12A.5 Validating a WRF Ensemble Using IMPOWR Field Data for Two Fire Weather Days in Central New Jersey

Thursday, 7 June 2018: 9:00 AM
Colorado A (Grand Hyatt Denver)
Keenan R. Fryer, Stony Brook University, Stony Brook, NY; and B. A. Colle and J. J. Charney

Wildland fires represent a potentially dangerous and costly forecast problem for the Northeast U.S. (NEUS). While their occurrence less than the western U.S., the high density of population in the NEUS can cause significant problems. Past studies have shown that mesoscale models for NEUS fire weather days (FWDs) have large biases in warm season PBL temperatures. During the IMPOWR (Improving the Mapping and Prediction of Offshore Wind Resources) field study, which took place in the spring and summer months of 2013–2014, a number of flights were done using a Long-EZ aircraft to collect observations over the Pine Barrens region of New Jersey.

The focus of this work is two of these Long-EZ flights completed on the 10th and 14th of April, 2013 over the central New Jersey pine barrens. The flights consisted of a number of spiraling vertical profiles as well as a series of vertically stacked level flight legs which are used to give a cross-sectional view of the PBL. The Weather Research and Forecasting (WRF) model are validated against these aircraft observations, along with observations from buoy, land surface stations, and NWS balloon soundings. Two different ensembles of WRF results are compared.

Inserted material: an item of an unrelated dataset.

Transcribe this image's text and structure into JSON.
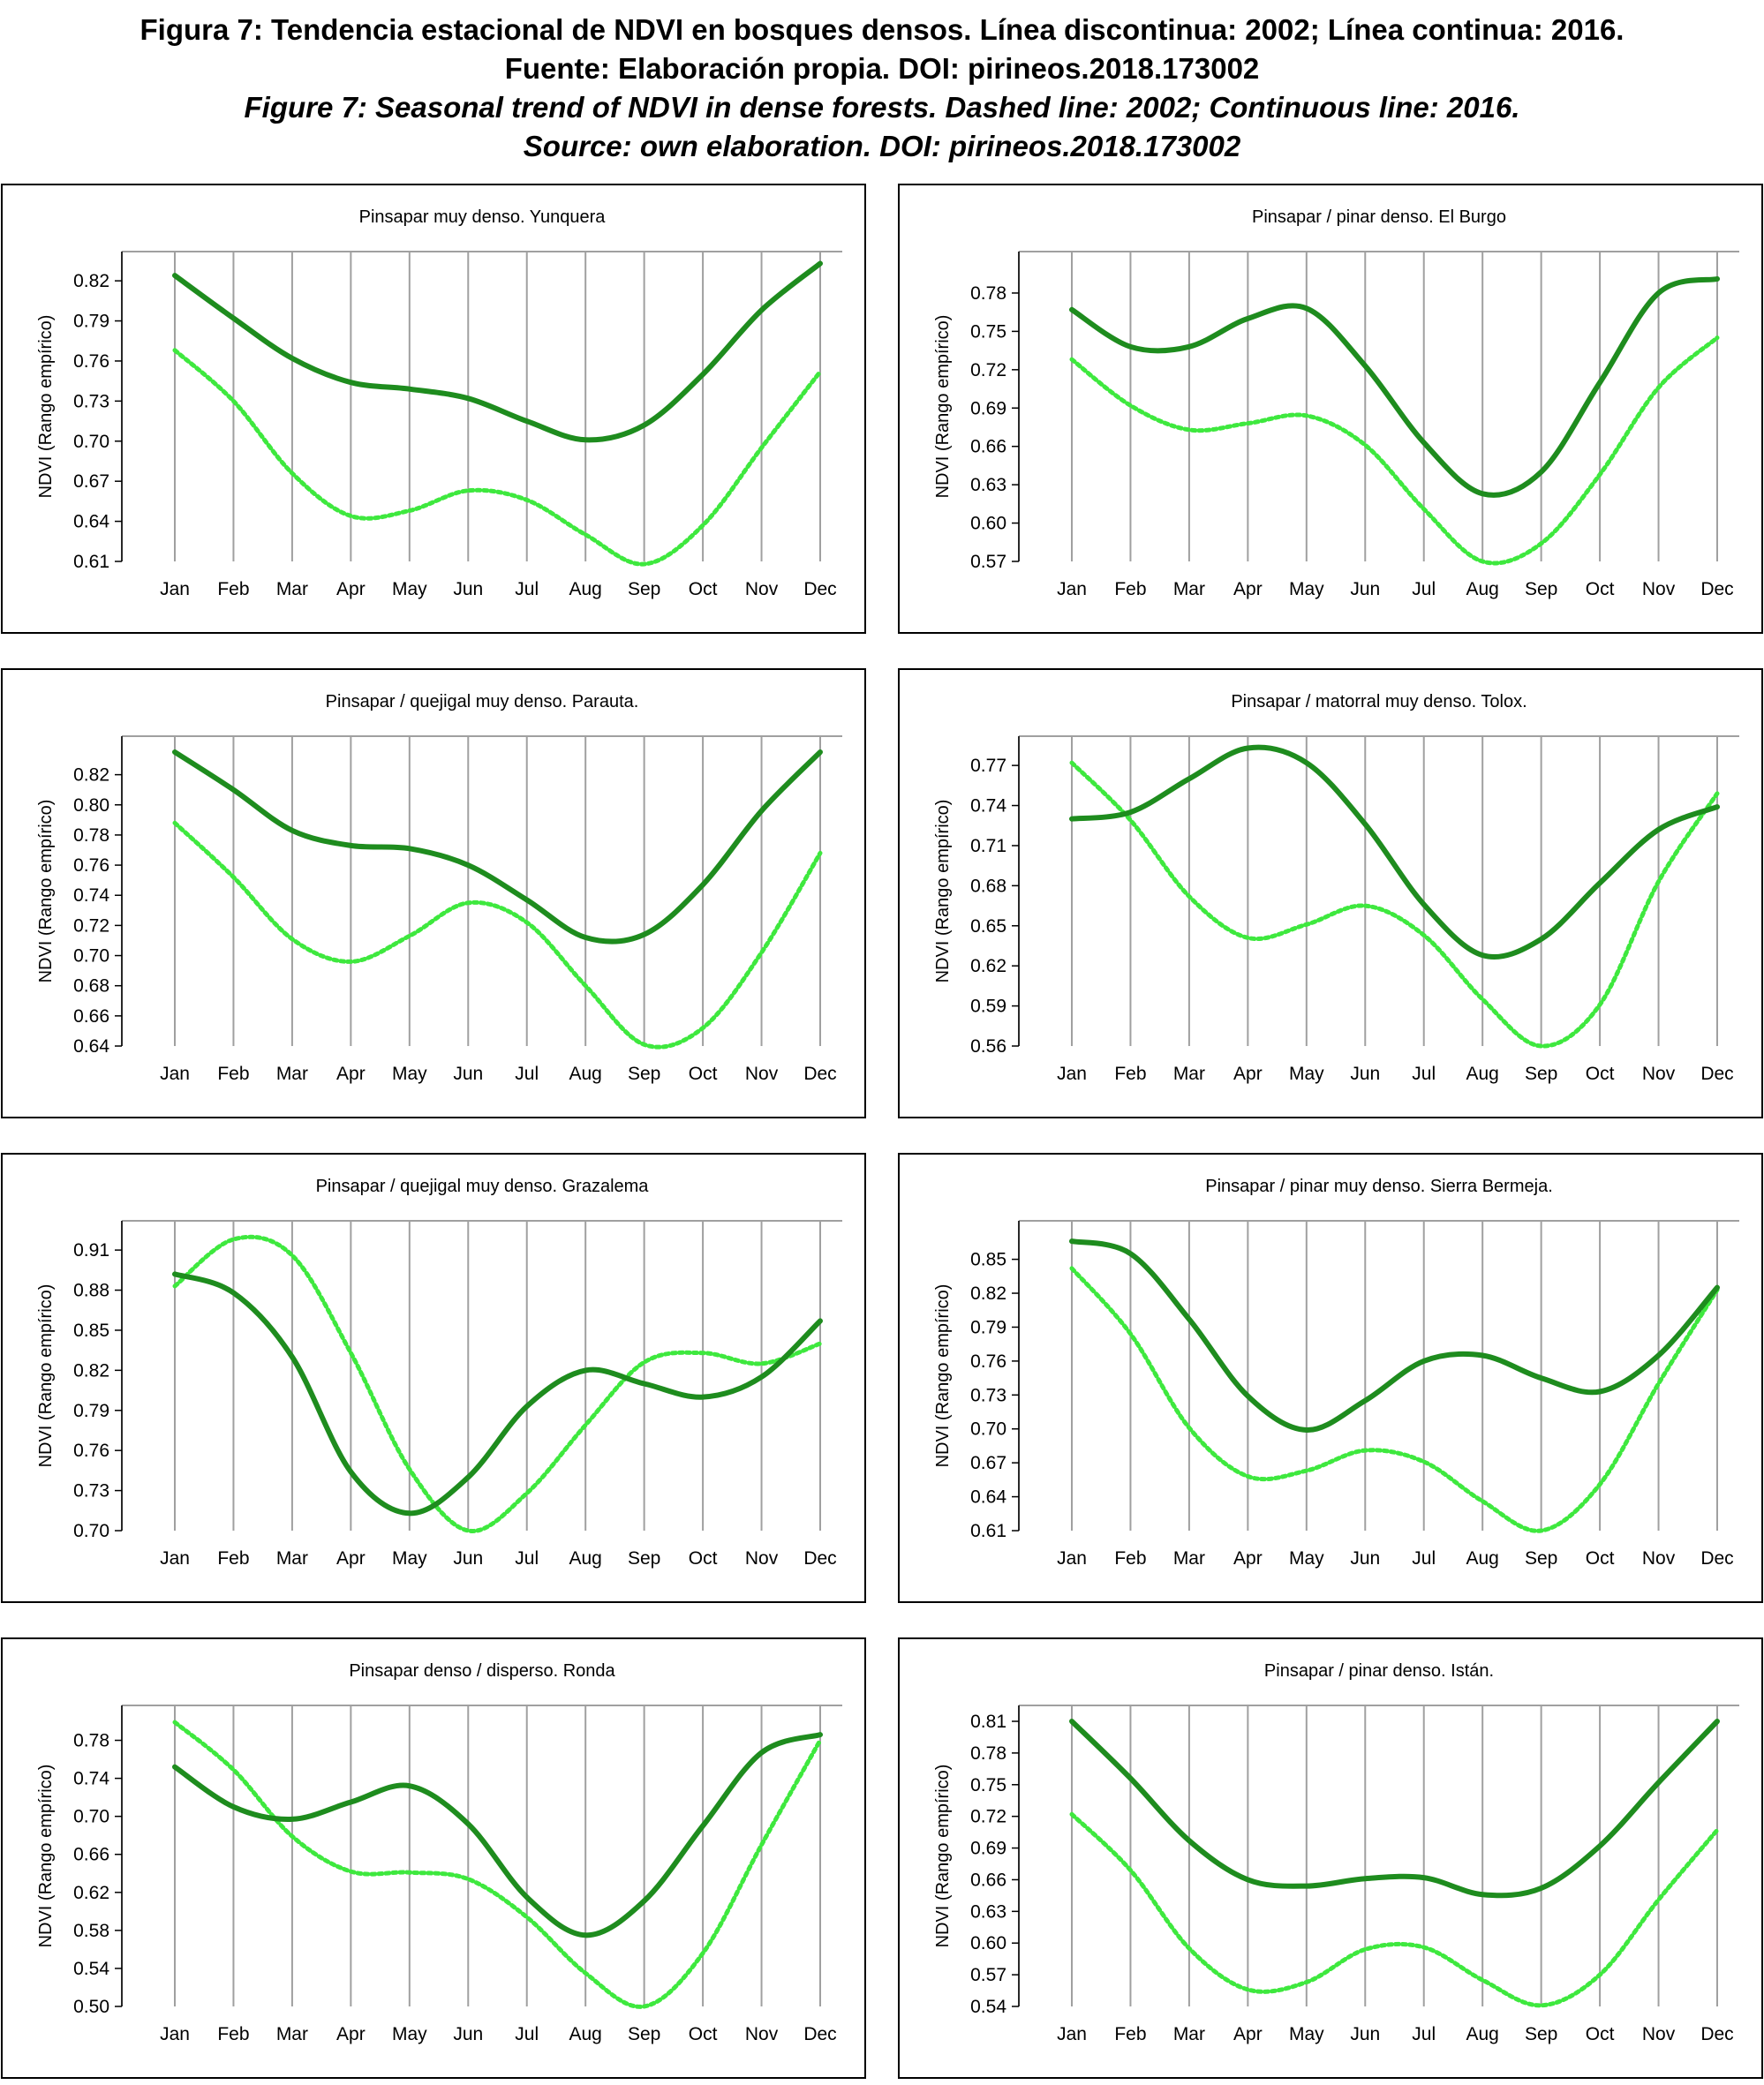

The first group is a small 3-member ensemble down to 1.33-km grid spacing using the RAP for initial and boundary conditions, with each member employing one of the YSU, ACM2, or MYNN2 PBL schemes. The second is a large (40 member) ensemble which uses the MYNN2 PBL scheme and was initialized using analyses obtained from a continuously cycled ensemble Kalman filter (EnKF) Data Assimilation (DA) system. For the DA system, 6 hourly cycling began 10-14 days prior to an event, where a 40 member, 12km resolution WRF ensemble was advanced 6 hours, then observations from NCEP’s Meteorological Assimilation Data Ingest System (MADIS) assimilated using an implementation of an ensemble adjustment Kalman filter in the Data Assimilation Research Testbed (DART). The physics ensemble provides an insight into the PBL sensitivity for these events while the DA ensemble provides insight into the sensitivity to initial conditions.

This presentation will summarize the Long-EZ observations, along with any biases in temperature, wind speed, and moisture profiles. Results from the physics ensemble show a small sensitivity to the various PBL schemes, with a slight warm bias, which is different from the large cool biases shown in previous work of fire weather days in this region. Preliminary results from the EnKF ensemble have more of a cool bias. The PBL ensemble is clustered together with weaker than observed wind speeds, while the DA ensemble has a more accurate prediction of the winds. This presentation will suggest some of the possible reasons for the different PBL and ensemble performance.